16 fevereiro 2016

Alienação permitida - Por: Emerson Monteiro

Bem longe disso daqui, em mundos lá distantes no infinito cósmico dos dias, chega de mala e cuia o anseio tosco de se imaginar ainda mais distante. Isto por conta do mau gosto que resolveu taramelar nas pernas dos pontos de encontro da pobre sociedade capitalista que quer dominar o mundo de hoje. Queira olhar isso e veja o que mostram os oráculos em que viraram as televisões e seus filmes esquisitos, de negro extremo, só assunto de causar espanto, e que nem um pouco me interessam, sejam quais forem eles desde que preguem o medo de viajar no tempo. Porque decidi, de alma lavada, escorar nos cantos dos anonimatos o ser ansioso que imprimia vontades de transformação social e que chegou assim troncho, de péssimo gosto, o resultado que oferecem agora. Foram décadas de luta. Horas clandestinas. Porres de esquecer o universo daquelas horas amarguradas. E em que os tais prometedores de revisão do quadro até parece que esqueceram de vez daquilo que antes disseram que fariam depois das possibilidades adquiridas a longas penas. No entanto resolvo deixar de lado o que me apresentam de renovação, e imponho a mim mesmo o forte impulso de esconder a cara nos vagões de bagagem que deslizam rumo ao desconhecido, porém querendo achar meios de alegrar a consciência na busca de valores maiores, fruto da religiosidade que mora dentro de toda criatura.

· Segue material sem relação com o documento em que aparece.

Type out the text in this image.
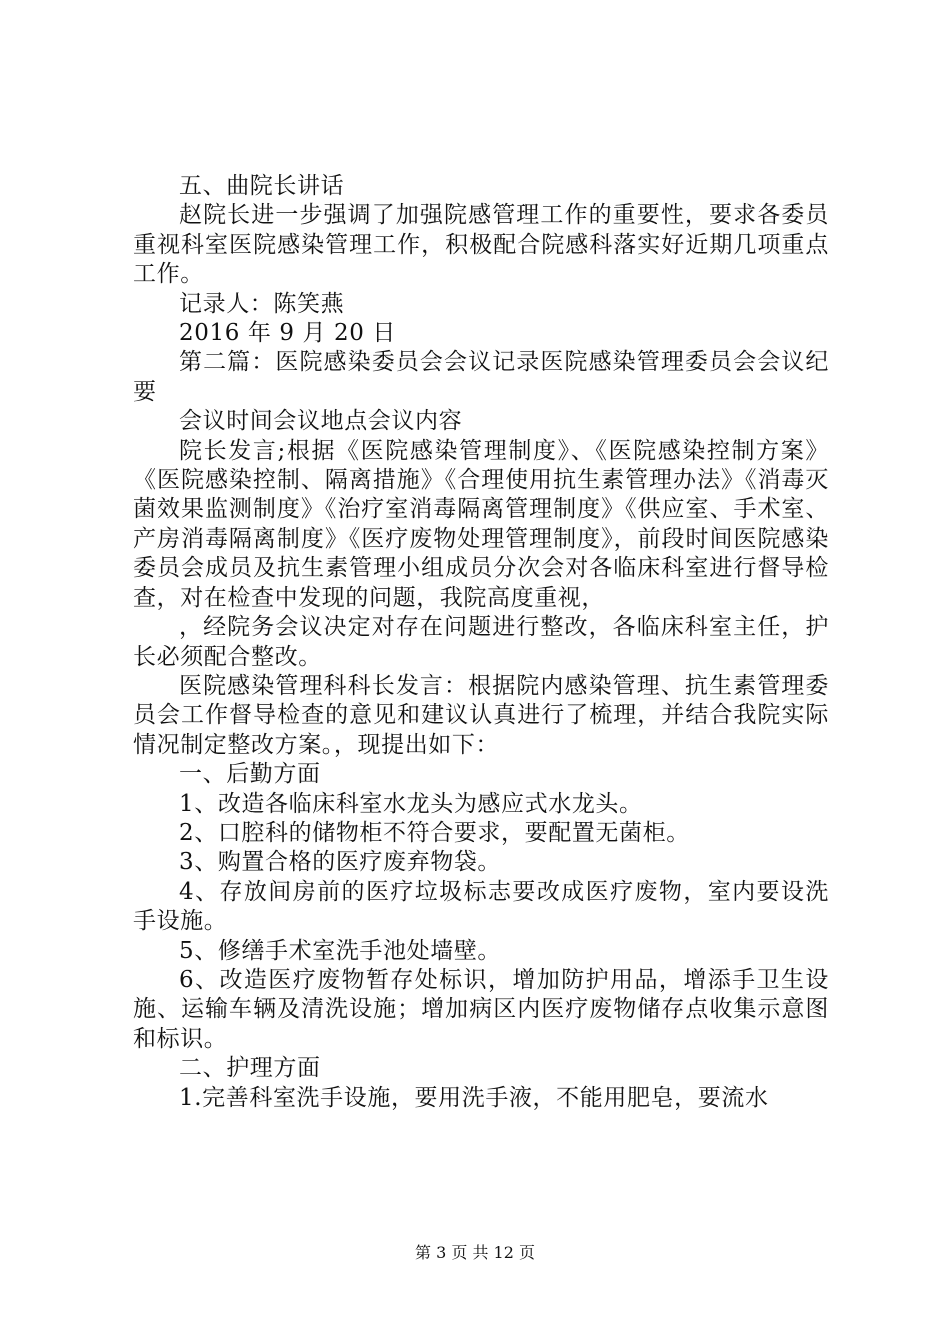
五、曲院长讲话

赵院长进一步强调了加强院感管理工作的重要性，要求各委员重视科室医院感染管理工作，积极配合院感科落实好近期几项重点工作。

记录人：陈笑燕

2016 年 9 月 20 日

第二篇：医院感染委员会会议记录医院感染管理委员会会议纪要

会议时间会议地点会议内容

院长发言;根据《医院感染管理制度》、《医院感染控制方案》《医院感染控制、隔离措施》《合理使用抗生素管理办法》《消毒灭菌效果监测制度》《治疗室消毒隔离管理制度》《供应室、手术室、产房消毒隔离制度》《医疗废物处理管理制度》，前段时间医院感染委员会成员及抗生素管理小组成员分次会对各临床科室进行督导检查，对在检查中发现的问题，我院高度重视，

，经院务会议决定对存在问题进行整改，各临床科室主任，护长必须配合整改。

医院感染管理科科长发言：根据院内感染管理、抗生素管理委员会工作督导检查的意见和建议认真进行了梳理，并结合我院实际情况制定整改方案。，现提出如下：

一、后勤方面

1、改造各临床科室水龙头为感应式水龙头。

2、口腔科的储物柜不符合要求，要配置无菌柜。

3、购置合格的医疗废弃物袋。

4、存放间房前的医疗垃圾标志要改成医疗废物，室内要设洗手设施。

5、修缮手术室洗手池处墙壁。

6、改造医疗废物暂存处标识，增加防护用品，增添手卫生设施、运输车辆及清洗设施；增加病区内医疗废物储存点收集示意图和标识。

二、护理方面

1.完善科室洗手设施，要用洗手液，不能用肥皂，要流水

第 3 页 共 12 页
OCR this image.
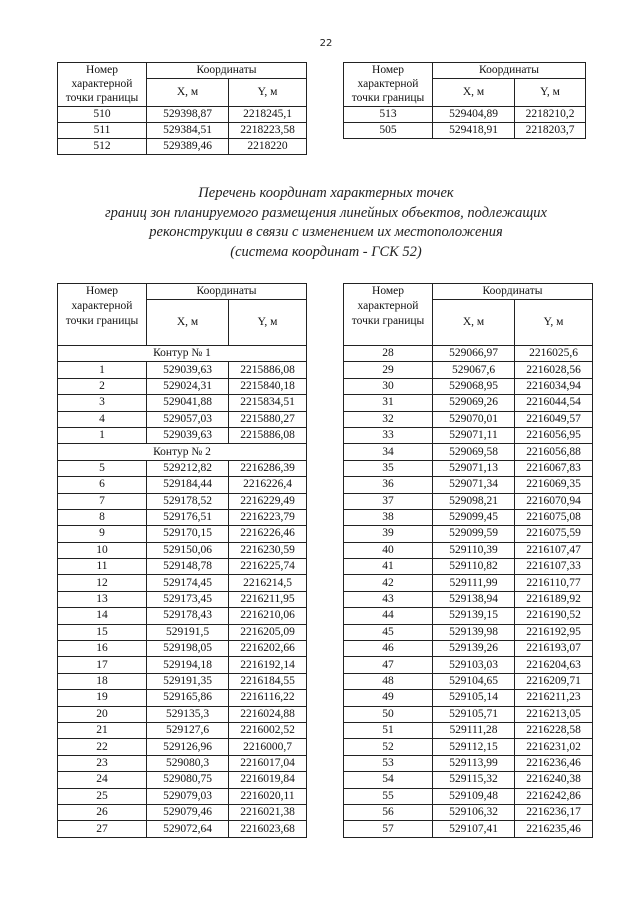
22
Номер характерной точки границы	Координаты	
	X, м	Y, м
510	529398,87	2218245,1
511	529384,51	2218223,58
512	529389,46	2218220
Номер характерной точки границы	Координаты	
	X, м	Y, м
513	529404,89	2218210,2
505	529418,91	2218203,7
Перечень координат характерных точек
границ зон планируемого размещения линейных объектов, подлежащих
реконструкции в связи с изменением их местоположения
(система координат - ГСК 52)
Номер характерной точки границы	Координаты	
	X, м	Y, м
Контур № 1		
1	529039,63	2215886,08
2	529024,31	2215840,18
3	529041,88	2215834,51
4	529057,03	2215880,27
1	529039,63	2215886,08
Контур № 2		
5	529212,82	2216286,39
6	529184,44	2216226,4
7	529178,52	2216229,49
8	529176,51	2216223,79
9	529170,15	2216226,46
10	529150,06	2216230,59
11	529148,78	2216225,74
12	529174,45	2216214,5
13	529173,45	2216211,95
14	529178,43	2216210,06
15	529191,5	2216205,09
16	529198,05	2216202,66
17	529194,18	2216192,14
18	529191,35	2216184,55
19	529165,86	2216116,22
20	529135,3	2216024,88
21	529127,6	2216002,52
22	529126,96	2216000,7
23	529080,3	2216017,04
24	529080,75	2216019,84
25	529079,03	2216020,11
26	529079,46	2216021,38
27	529072,64	2216023,68
Номер характерной точки границы	Координаты	
	X, м	Y, м
28	529066,97	2216025,6
29	529067,6	2216028,56
30	529068,95	2216034,94
31	529069,26	2216044,54
32	529070,01	2216049,57
33	529071,11	2216056,95
34	529069,58	2216056,88
35	529071,13	2216067,83
36	529071,34	2216069,35
37	529098,21	2216070,94
38	529099,45	2216075,08
39	529099,59	2216075,59
40	529110,39	2216107,47
41	529110,82	2216107,33
42	529111,99	2216110,77
43	529138,94	2216189,92
44	529139,15	2216190,52
45	529139,98	2216192,95
46	529139,26	2216193,07
47	529103,03	2216204,63
48	529104,65	2216209,71
49	529105,14	2216211,23
50	529105,71	2216213,05
51	529111,28	2216228,58
52	529112,15	2216231,02
53	529113,99	2216236,46
54	529115,32	2216240,38
55	529109,48	2216242,86
56	529106,32	2216236,17
57	529107,41	2216235,46
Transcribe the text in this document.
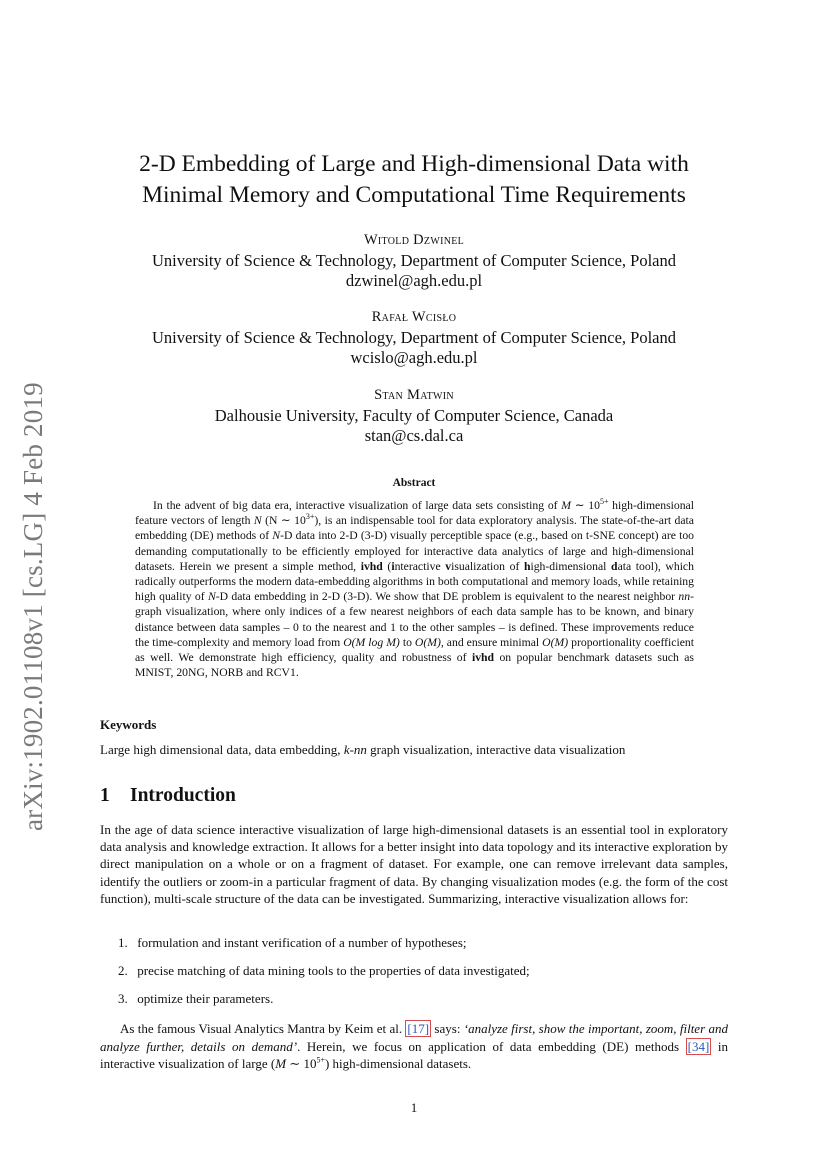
arXiv:1902.01108v1 [cs.LG] 4 Feb 2019
2-D Embedding of Large and High-dimensional Data with
Minimal Memory and Computational Time Requirements
Witold Dzwinel
University of Science & Technology, Department of Computer Science, Poland
dzwinel@agh.edu.pl
Rafał Wcisło
University of Science & Technology, Department of Computer Science, Poland
wcislo@agh.edu.pl
Stan Matwin
Dalhousie University, Faculty of Computer Science, Canada
stan@cs.dal.ca
Abstract
In the advent of big data era, interactive visualization of large data sets consisting of M ∼ $10^{5+}$ high-dimensional feature vectors of length N (N ∼ $10^{3+}$), is an indispensable tool for data exploratory analysis. The state-of-the-art data embedding (DE) methods of N-D data into 2-D (3-D) visually perceptible space (e.g., based on t-SNE concept) are too demanding computationally to be efficiently employed for interactive data analytics of large and high-dimensional datasets. Herein we present a simple method, ivhd (interactive visualization of high-dimensional data tool), which radically outperforms the modern data-embedding algorithms in both computational and memory loads, while retaining high quality of N-D data embedding in 2-D (3-D). We show that DE problem is equivalent to the nearest neighbor nn-graph visualization, where only indices of a few nearest neighbors of each data sample has to be known, and binary distance between data samples – 0 to the nearest and 1 to the other samples – is defined. These improvements reduce the time-complexity and memory load from O(M log M) to O(M), and ensure minimal O(M) proportionality coefficient as well. We demonstrate high efficiency, quality and robustness of ivhd on popular benchmark datasets such as MNIST, 20NG, NORB and RCV1.
Keywords
Large high dimensional data, data embedding, k-nn graph visualization, interactive data visualization
1 Introduction
In the age of data science interactive visualization of large high-dimensional datasets is an essential tool in exploratory data analysis and knowledge extraction. It allows for a better insight into data topology and its interactive exploration by direct manipulation on a whole or on a fragment of dataset. For example, one can remove irrelevant data samples, identify the outliers or zoom-in a particular fragment of data. By changing visualization modes (e.g. the form of the cost function), multi-scale structure of the data can be investigated. Summarizing, interactive visualization allows for:
1. formulation and instant verification of a number of hypotheses;
2. precise matching of data mining tools to the properties of data investigated;
3. optimize their parameters.
As the famous Visual Analytics Mantra by Keim et al. [17] says: ‘analyze first, show the important, zoom, filter and analyze further, details on demand’. Herein, we focus on application of data embedding (DE) methods [34] in interactive visualization of large (M ∼ $10^{5+}$) high-dimensional datasets.
1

Espécie de apocalipse pessoal, devolvo às eras findas o território da esperança em forma de realização do pensamento em amor aos semelhantes e práticas que acalmam os dentes do animal que impõe as condições sócio-políticas, culturais e ambientais desse momento, o que serve de alimento às feras que fabricam e vendam as armas das guerras fraticidas, corrompem as gerações no uso de drogas, jogos e prostituição, vítimas do desejo insano de nutrir a pouca imaginação que corrói o sentimento feito lama de esdrúxulos pesadelos perdidos no véu das escuridões abandonadas.

Chega, chega de vender a paz a troco de querer acompanhar o ritmo dos vilões que imperam nos teatros da ilusão. Há fortes indícios de tranquilidade quando a gente decide preencher o espaço da existência por meio do gosto bem bom de novos sonhos recentes, na arte de amar e viver a própria vida com carinho possível e claro.